• Aligning electricity energy policies in Alaska: analysis of the power cost equalization and renewable energy fund programs

      Villalobos Meléndez, Alejandra; Little, Joseph; Huskey, Lee; Baek, Jungho (2012-05)
      Most rural Alaska communities are not road connected and must cope with challenging arctic environmental conditions. Due to their remoteness and sparse populations, these villages depend on isolated non-grid connected electric generation systems that operate on fuel oil. In Alaska, the Power Cost Equalization program is a 25 year long energy subsidy that targets rural residents to provide energy costs relief. A more recent state incentive program, the Renewable Energy Fund, was developed to expand the use of renewable resources and lower the cost of energy. Some rural communities have benefited from this program and have integrated renewable energy to their systems, particularly installing Wind-Diesel systems.

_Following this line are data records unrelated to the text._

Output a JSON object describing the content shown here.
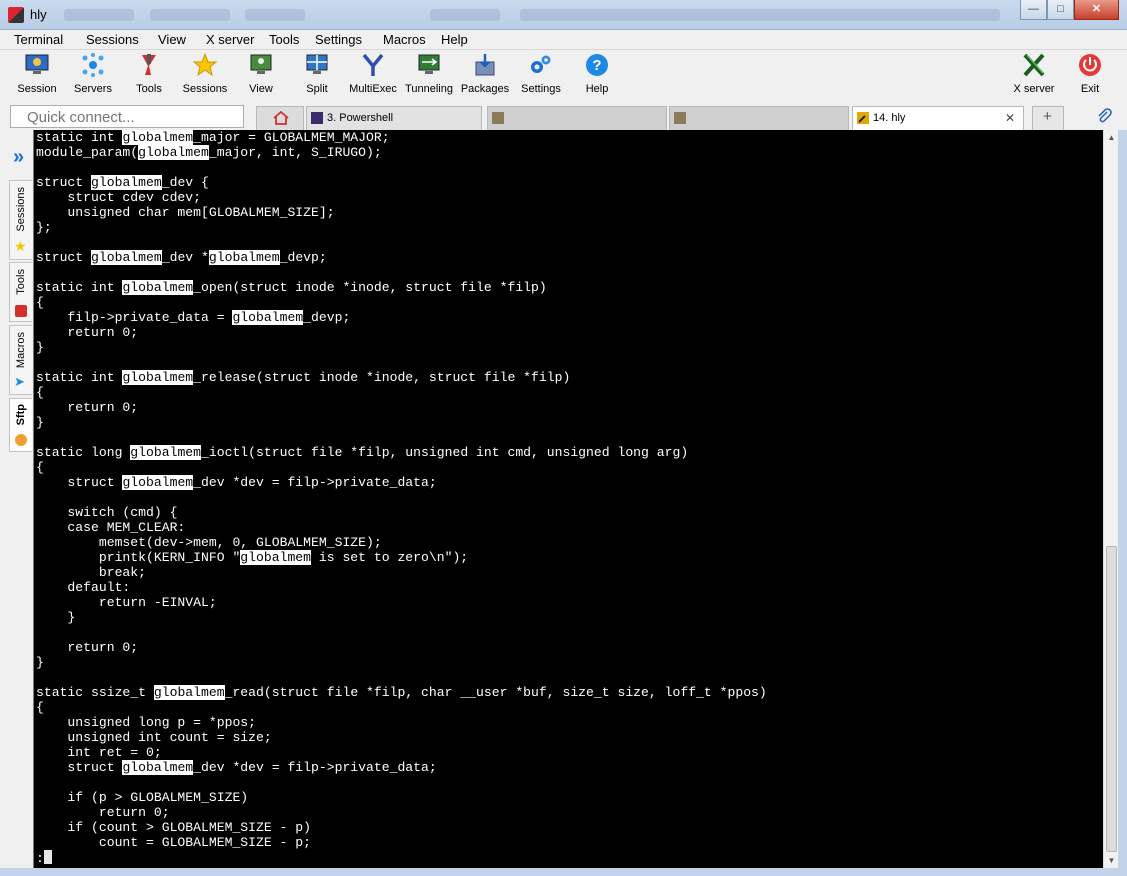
{
  "window": {
    "title": "hly"
  },
  "menu": [
    "Terminal",
    "Sessions",
    "View",
    "X server",
    "Tools",
    "Settings",
    "Macros",
    "Help"
  ],
  "toolbar": {
    "session": "Session",
    "servers": "Servers",
    "tools": "Tools",
    "sessions": "Sessions",
    "view": "View",
    "split": "Split",
    "multiexec": "MultiExec",
    "tunneling": "Tunneling",
    "packages": "Packages",
    "settings": "Settings",
    "help": "Help",
    "xserver": "X server",
    "exit": "Exit"
  },
  "quick_connect": {
    "placeholder": "Quick connect..."
  },
  "tabs": {
    "powershell": "3. Powershell",
    "active": "14. hly"
  },
  "sidetabs": {
    "sessions": "Sessions",
    "tools": "Tools",
    "macros": "Macros",
    "sftp": "Sftp"
  },
  "terminal": {
    "lines": [
      "static int [[globalmem]]_major = GLOBALMEM_MAJOR;",
      "module_param([[globalmem]]_major, int, S_IRUGO);",
      "",
      "struct [[globalmem]]_dev {",
      "    struct cdev cdev;",
      "    unsigned char mem[GLOBALMEM_SIZE];",
      "};",
      "",
      "struct [[globalmem]]_dev *[[globalmem]]_devp;",
      "",
      "static int [[globalmem]]_open(struct inode *inode, struct file *filp)",
      "{",
      "    filp->private_data = [[globalmem]]_devp;",
      "    return 0;",
      "}",
      "",
      "static int [[globalmem]]_release(struct inode *inode, struct file *filp)",
      "{",
      "    return 0;",
      "}",
      "",
      "static long [[globalmem]]_ioctl(struct file *filp, unsigned int cmd, unsigned long arg)",
      "{",
      "    struct [[globalmem]]_dev *dev = filp->private_data;",
      "",
      "    switch (cmd) {",
      "    case MEM_CLEAR:",
      "        memset(dev->mem, 0, GLOBALMEM_SIZE);",
      "        printk(KERN_INFO \"[[globalmem]] is set to zero\\n\");",
      "        break;",
      "    default:",
      "        return -EINVAL;",
      "    }",
      "",
      "    return 0;",
      "}",
      "",
      "static ssize_t [[globalmem]]_read(struct file *filp, char __user *buf, size_t size, loff_t *ppos)",
      "{",
      "    unsigned long p = *ppos;",
      "    unsigned int count = size;",
      "    int ret = 0;",
      "    struct [[globalmem]]_dev *dev = filp->private_data;",
      "",
      "    if (p > GLOBALMEM_SIZE)",
      "        return 0;",
      "    if (count > GLOBALMEM_SIZE - p)",
      "        count = GLOBALMEM_SIZE - p;"
    ],
    "prompt": ":"
  }
}
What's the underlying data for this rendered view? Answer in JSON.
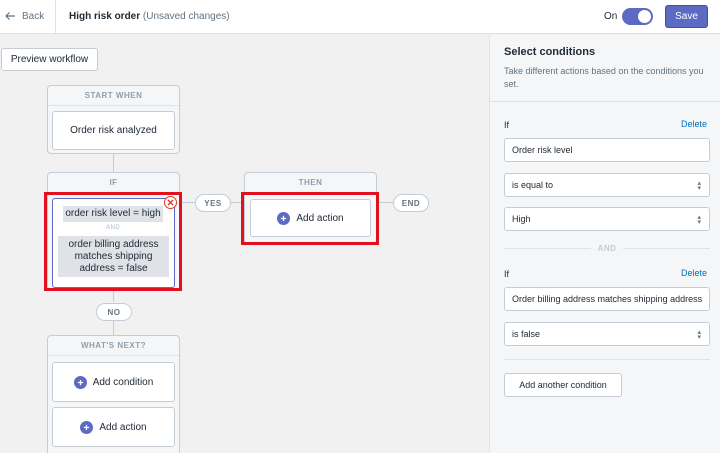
{
  "topbar": {
    "back_label": "Back",
    "title": "High risk order",
    "subtitle": "(Unsaved changes)",
    "toggle_label": "On",
    "toggle_on": true,
    "save_label": "Save",
    "accent_color": "#5c6ac4"
  },
  "canvas": {
    "preview_label": "Preview workflow",
    "start": {
      "header": "START WHEN",
      "trigger": "Order risk analyzed"
    },
    "if_card": {
      "header": "IF",
      "condition1": "order risk level = high",
      "and_label": "AND",
      "condition2": "order billing address matches shipping address = false"
    },
    "yes_label": "YES",
    "no_label": "NO",
    "end_label": "END",
    "then_card": {
      "header": "THEN",
      "add_action": "Add action"
    },
    "next_card": {
      "header": "WHAT'S NEXT?",
      "add_condition": "Add condition",
      "add_action": "Add action"
    },
    "highlight_color": "#e0121d"
  },
  "panel": {
    "title": "Select conditions",
    "description": "Take different actions based on the conditions you set.",
    "block1": {
      "if_label": "If",
      "delete_label": "Delete",
      "property": "Order risk level",
      "operator": "is equal to",
      "value": "High"
    },
    "and_label": "AND",
    "block2": {
      "if_label": "If",
      "delete_label": "Delete",
      "property": "Order billing address matches shipping address",
      "operator": "is false"
    },
    "add_condition_label": "Add another condition"
  },
  "icons": {
    "back": "arrow-left-icon",
    "close": "close-icon",
    "plus": "plus-icon",
    "select_caret": "select-caret-icon"
  }
}
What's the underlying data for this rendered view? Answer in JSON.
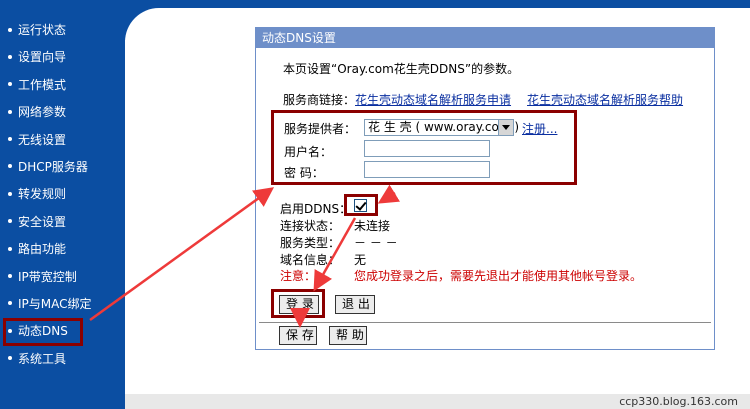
{
  "sidebar": {
    "items": [
      {
        "label": "运行状态"
      },
      {
        "label": "设置向导"
      },
      {
        "label": "工作模式"
      },
      {
        "label": "网络参数"
      },
      {
        "label": "无线设置"
      },
      {
        "label": "DHCP服务器"
      },
      {
        "label": "转发规则"
      },
      {
        "label": "安全设置"
      },
      {
        "label": "路由功能"
      },
      {
        "label": "IP带宽控制"
      },
      {
        "label": "IP与MAC绑定"
      },
      {
        "label": "动态DNS"
      },
      {
        "label": "系统工具"
      }
    ],
    "active_index": 11
  },
  "panel": {
    "title": "动态DNS设置",
    "intro": "本页设置“Oray.com花生壳DDNS”的参数。",
    "provider_links_label": "服务商链接：",
    "link_apply": "花生壳动态域名解析服务申请",
    "link_help": "花生壳动态域名解析服务帮助",
    "provider_label": "服务提供者：",
    "provider_selected": "花 生 壳 ( www.oray.com )",
    "register_link": "注册...",
    "username_label": "用户名：",
    "username_value": "",
    "password_label": "密  码：",
    "password_value": "",
    "enable_ddns_label": "启用DDNS：",
    "enable_ddns_checked": true,
    "conn_status_label": "连接状态：",
    "conn_status_value": "未连接",
    "service_type_label": "服务类型：",
    "service_type_value": "－ － －",
    "domain_info_label": "域名信息：",
    "domain_info_value": "无",
    "note_label": "注意：",
    "note_text": "您成功登录之后，需要先退出才能使用其他帐号登录。",
    "login_button": "登 录",
    "logout_button": "退 出",
    "save_button": "保 存",
    "help_button": "帮 助"
  },
  "watermark": "ccp330.blog.163.com",
  "colors": {
    "sidebar_bg": "#0b4ea2",
    "panel_header": "#6e8fc9",
    "highlight_box": "#8b0000",
    "arrow": "#ee3a3a",
    "note_red": "#cc0000"
  }
}
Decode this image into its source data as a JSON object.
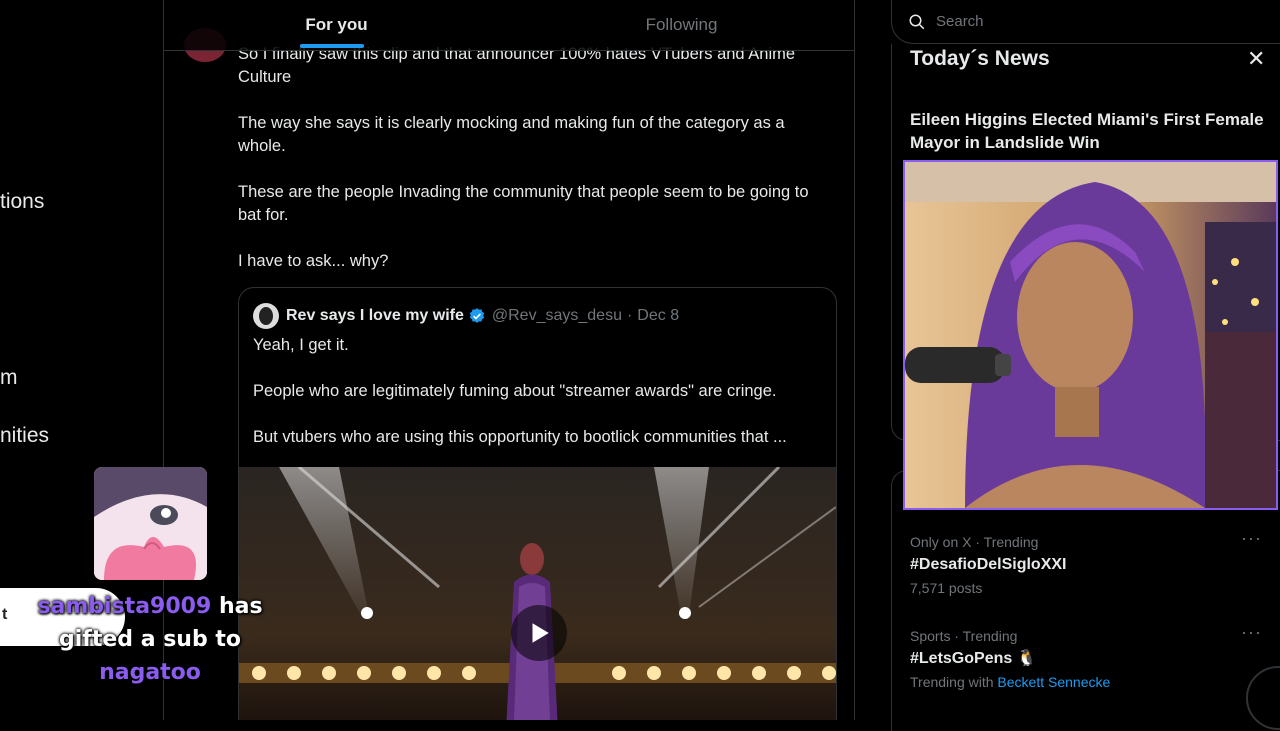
{
  "nav": {
    "items": [
      {
        "label": "tions"
      },
      {
        "label": "m"
      },
      {
        "label": "nities"
      }
    ]
  },
  "tabs": {
    "for_you": "For you",
    "following": "Following"
  },
  "tweet": {
    "paragraphs": [
      "So I finally saw this clip and that announcer 100% hates VTubers and Anime Culture",
      "The way she says it is clearly mocking and making fun of the category as a whole.",
      "These are the people Invading the community that people seem to be going to bat for.",
      "I have to ask... why?"
    ]
  },
  "quote": {
    "name": "Rev says I love my wife",
    "handle": "@Rev_says_desu",
    "date": "Dec 8",
    "separator": "·",
    "paragraphs": [
      "Yeah, I get it.",
      "People who are legitimately fuming about \"streamer awards\" are cringe.",
      "But vtubers who are using this opportunity to bootlick communities that ..."
    ]
  },
  "search": {
    "placeholder": "Search"
  },
  "news": {
    "title": "Today´s News",
    "close": "✕",
    "headline": "Eileen Higgins Elected Miami's First Female Mayor in Landslide Win"
  },
  "trends": [
    {
      "meta": "Only on X · Trending",
      "name": "#DesafioDelSigloXXI",
      "sub": "7,571 posts",
      "link": ""
    },
    {
      "meta": "Sports · Trending",
      "name": "#LetsGoPens 🐧",
      "sub": "Trending with",
      "link": "Beckett Sennecke"
    }
  ],
  "alert": {
    "bubble": "t",
    "user": "sambista9009",
    "mid1": " has",
    "mid2": "gifted a sub to",
    "recipient": "nagatoo"
  },
  "colors": {
    "accent": "#1d9bf0",
    "overlay_purple": "#8a5cf0"
  }
}
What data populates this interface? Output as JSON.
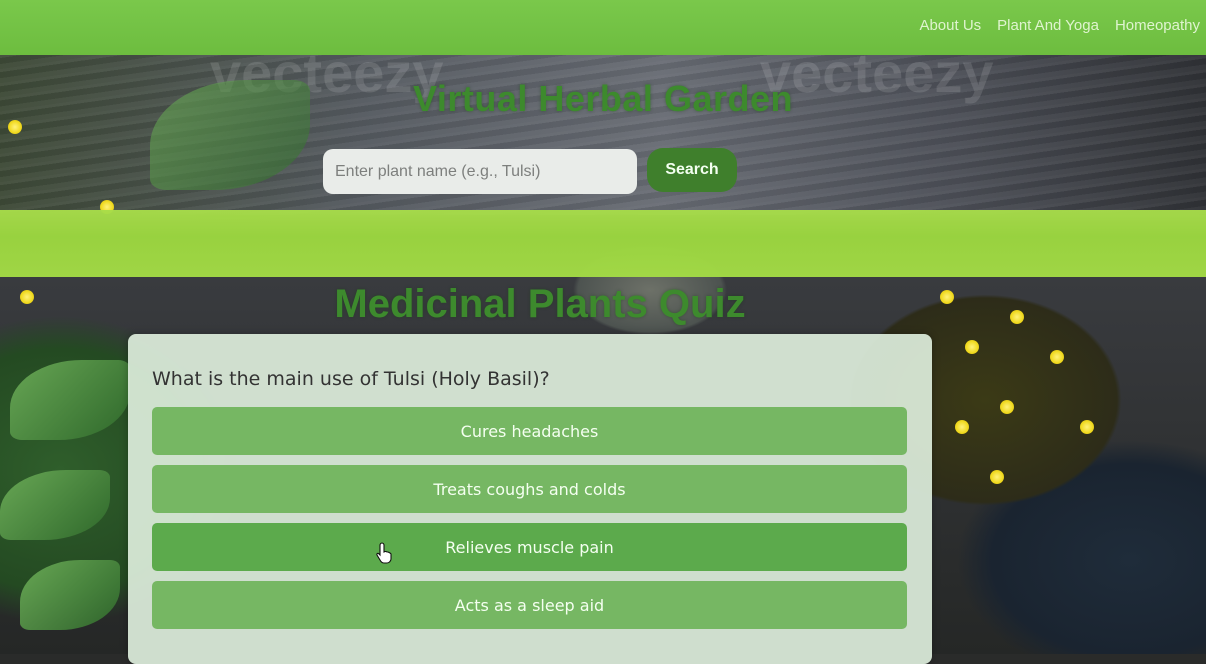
{
  "nav": {
    "links": [
      "About Us",
      "Plant And Yoga",
      "Homeopathy"
    ]
  },
  "header": {
    "title": "Virtual Herbal Garden"
  },
  "search": {
    "placeholder": "Enter plant name (e.g., Tulsi)",
    "button_label": "Search"
  },
  "quiz": {
    "title": "Medicinal Plants Quiz",
    "question": "What is the main use of Tulsi (Holy Basil)?",
    "options": [
      "Cures headaches",
      "Treats coughs and colds",
      "Relieves muscle pain",
      "Acts as a sleep aid"
    ],
    "hovered_option_index": 2
  },
  "colors": {
    "navbar": "#6dbd3f",
    "accent_green": "#3d8a2d",
    "option_green": "#76b763",
    "band_lime": "#a4dc45"
  },
  "icons": {
    "cursor": "hand-pointer-icon"
  }
}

Both programs have congruent goals of alleviating dependence on high cost fossil fuels to generate electricity as means to foster development and higher quality of life in rural Alaska communities. However, their incentive structure may conflict. This paper provides a review of these two energy subsidy policies with a particular focus on the Power Cost Equalization program and offers potential changes to its structure such that social cost impacts to rural residents are minimized while removing incentive barriers against energy efficiency and integration of renewable energy in rural Alaska communities.